The description is a single dense paragraph but efficiently conveys all necessary information. It could be improved with structural elements like bullet points, but it remains readable and focused.

Shorter descriptions cost fewer tokens and are easier for agents to parse. Every sentence should earn its place.

Completeness5/5

Given the tool's complexity, does the description cover enough for an agent to succeed on first attempt?

Given the tool's complexity (6 params, nested objects, no output schema), the description thoroughly covers the workflow, expected outputs, and prerequisites (dev server). It leaves no critical gaps for an agent.

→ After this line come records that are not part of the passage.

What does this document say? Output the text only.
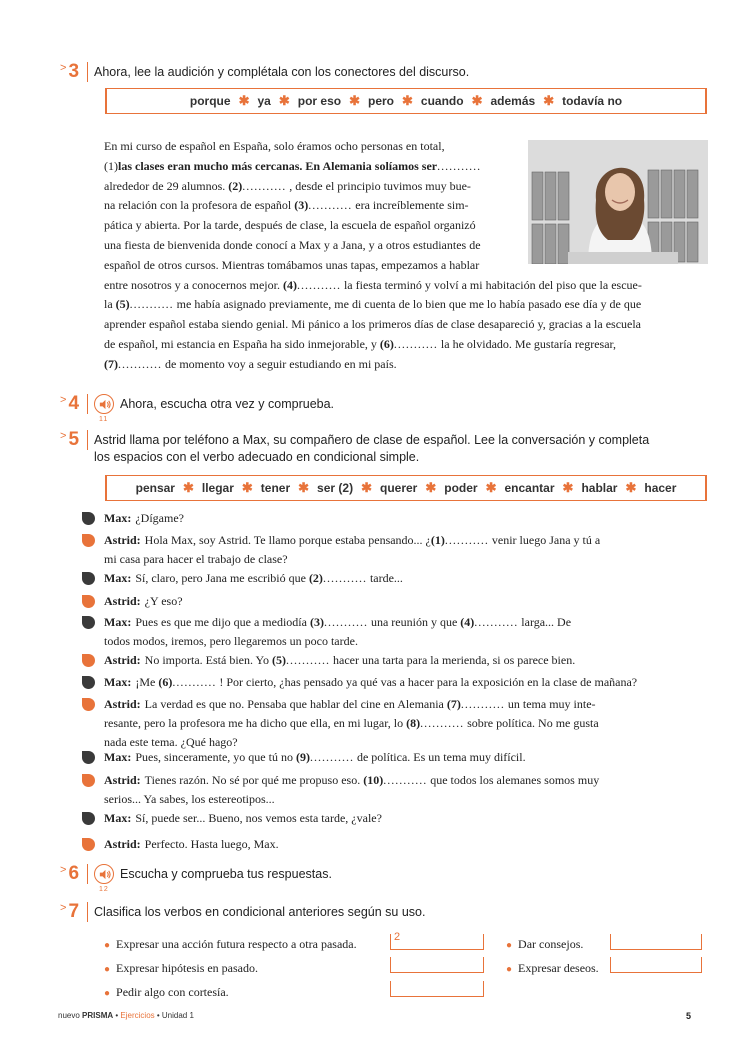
> 3	Ahora, lee la audición y complétala con los conectores del discurso.
porque ✱ ya ✱ por eso ✱ pero ✱ cuando ✱ además ✱ todavía no
En mi curso de español en España, solo éramos ocho personas en total,
(1)las clases eran mucho más cercanas. En Alemania solíamos ser...........
alrededor de 29 alumnos. (2)........... , desde el principio tuvimos muy bue-
na relación con la profesora de español (3)........... era increíblemente sim-
pática y abierta. Por la tarde, después de clase, la escuela de español organizó
una fiesta de bienvenida donde conocí a Max y a Jana, y a otros estudiantes de
español de otros cursos. Mientras tomábamos unas tapas, empezamos a hablar
entre nosotros y a conocernos mejor. (4)........... la fiesta terminó y volví a mi habitación del piso que la escue-
la (5)........... me había asignado previamente, me di cuenta de lo bien que me lo había pasado ese día y de que
aprender español estaba siendo genial. Mi pánico a los primeros días de clase desapareció y, gracias a la escuela
de español, mi estancia en España ha sido inmejorable, y (6)........... la he olvidado. Me gustaría regresar,
(7)........... de momento voy a seguir estudiando en mi país.
> 4
11
Ahora, escucha otra vez y comprueba.
> 5	Astrid llama por teléfono a Max, su compañero de clase de español. Lee la conversación y completa
los espacios con el verbo adecuado en condicional simple.
pensar ✱ llegar ✱ tener ✱ ser (2) ✱ querer ✱ poder ✱ encantar ✱ hablar ✱ hacer
Max: ¿Dígame?
Astrid: Hola Max, soy Astrid. Te llamo porque estaba pensando... ¿(1)........... venir luego Jana y tú a
mi casa para hacer el trabajo de clase?
Max: Sí, claro, pero Jana me escribió que (2)........... tarde...
Astrid: ¿Y eso?
Max: Pues es que me dijo que a mediodía (3)........... una reunión y que (4)........... larga... De
todos modos, iremos, pero llegaremos un poco tarde.
Astrid: No importa. Está bien. Yo (5)........... hacer una tarta para la merienda, si os parece bien.
Max: ¡Me (6)........... ! Por cierto, ¿has pensado ya qué vas a hacer para la exposición en la clase de mañana?
Astrid: La verdad es que no. Pensaba que hablar del cine en Alemania (7)........... un tema muy inte-
resante, pero la profesora me ha dicho que ella, en mi lugar, lo (8)........... sobre política. No me gusta
nada este tema. ¿Qué hago?
Max: Pues, sinceramente, yo que tú no (9)........... de política. Es un tema muy difícil.
Astrid: Tienes razón. No sé por qué me propuso eso. (10)........... que todos los alemanes somos muy
serios... Ya sabes, los estereotipos...
Max: Sí, puede ser... Bueno, nos vemos esta tarde, ¿vale?
Astrid: Perfecto. Hasta luego, Max.
> 6
12
Escucha y comprueba tus respuestas.
> 7	Clasifica los verbos en condicional anteriores según su uso.
● Expresar una acción futura respecto a otra pasada.	2
● Expresar hipótesis en pasado.
● Pedir algo con cortesía.
● Dar consejos.
● Expresar deseos.
nuevo PRISMA • Ejercicios • Unidad 1	5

Complex tools with many parameters or behaviors need more documentation. Simple tools need less. This dimension scales expectations accordingly.

Parameters4/5

Does the description clarify parameter syntax, constraints, interactions, or defaults beyond what the schema provides?

Schema coverage is 100%, so baseline is 3. The description adds value by explaining the purpose of actions (exercising mutations) and settleMs (wait time), and provides examples for within. This elevates it above baseline.

Input schemas describe structure but not intent. Descriptions should explain non-obvious parameter relationships and valid value ranges.

Purpose5/5

Does the description clearly state what the tool does and how it differs from similar tools?

The description clearly defines the tool's function: comparing real network traffic against static analysis predictions. It uses a specific verb (verify), resource (data flow), and methodology (method-aware matching), differentiating it from siblings like get_data_flow.

Agents choose between tools based on descriptions. A clear purpose with a specific verb and resource helps agents select the right tool.

Usage Guidelines4/5

Does the description explain when to use this tool, when not to, or what alternatives exist?

The description explains when to use the tool (after static analysis) and notes a prerequisite (dev server running). It also details how actions drive mutation endpoint verification, providing sufficient context despite lacking explicit alternatives.

Agents often have multiple tools that could apply. Explicit usage guidance like "use X instead of Y when Z" prevents misuse.